Hundreds killed, thousands of displaced
Tripoli’s southern outskirts have been engulfed by fighting since Haftar’s Libyan National Army (LNA) launched an offensive on April 4 aimed at wresting control of the capital from the GNA, which is supported by an array of local militias.
The showdown threatens to further destabilise war-wracked Libya, which splintered into a patchwork of rival power bases following the NATO-backed overthrow of former leader Muammar Gaddafi in 2011 and has been split into rival eastern and western administrations since 2014.
Both the LNA and GNA have repeatedly carried out air raids against one another and accuse each other’s forces of targeting civilians.
At least 272 have been killed and more than 1,200 others wounded since the LNA started its offensive earlier this month, according to the World Health Organization (WHO).

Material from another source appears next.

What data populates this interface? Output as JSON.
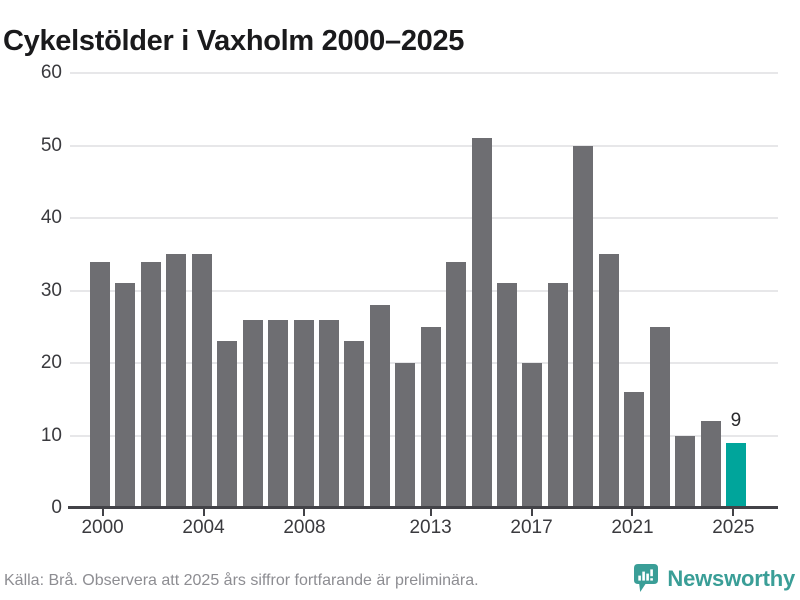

#Tripoli toll is now 272 dead, 1282 wounded & more than 30 000 displaced. WHO & partners are working to make sure primary health care facilities have supplies & resources to serve displaced families. @OCHA_Libya
— World Health Organization in Libya (@WHOLIBYA) April 23, 2019
At least 36,000 people have been forced to flee their homes because of the conflict, the UN Office for the Coordination of Humanitarian Affairs (UNOCHA) said on Wednesday.
UN conference cancelled
The violence has forced the UN to abandon its plans for a conference aimed at brokering an agreement to hold elections as part of a solution to Libya’s long-running political crisis.
The meeting was scheduled to bring Haftar and GNA Prime Minister Fayez al-Serraj together in the country’s southwestern town of Ghadames from April 14 to 16.
Haftar, who casts himself as a foe of “extremism” but is viewed by opponents as a new authoritarian leader in the mould of Gaddafi, has vowed to continue his offensive until Libya is “cleansed” of “terrorism”.
Al-Sarraj said last week the international community needs to be “united and firm” in supporting him and warned some 800,000 migrants and refugees, as well as Libyan nationals, could flee across the Mediterranean to Europe’s shores if the instability in Libya continues.
The UN puts the number of people in Libya who have fled their homelands at more than 700,000.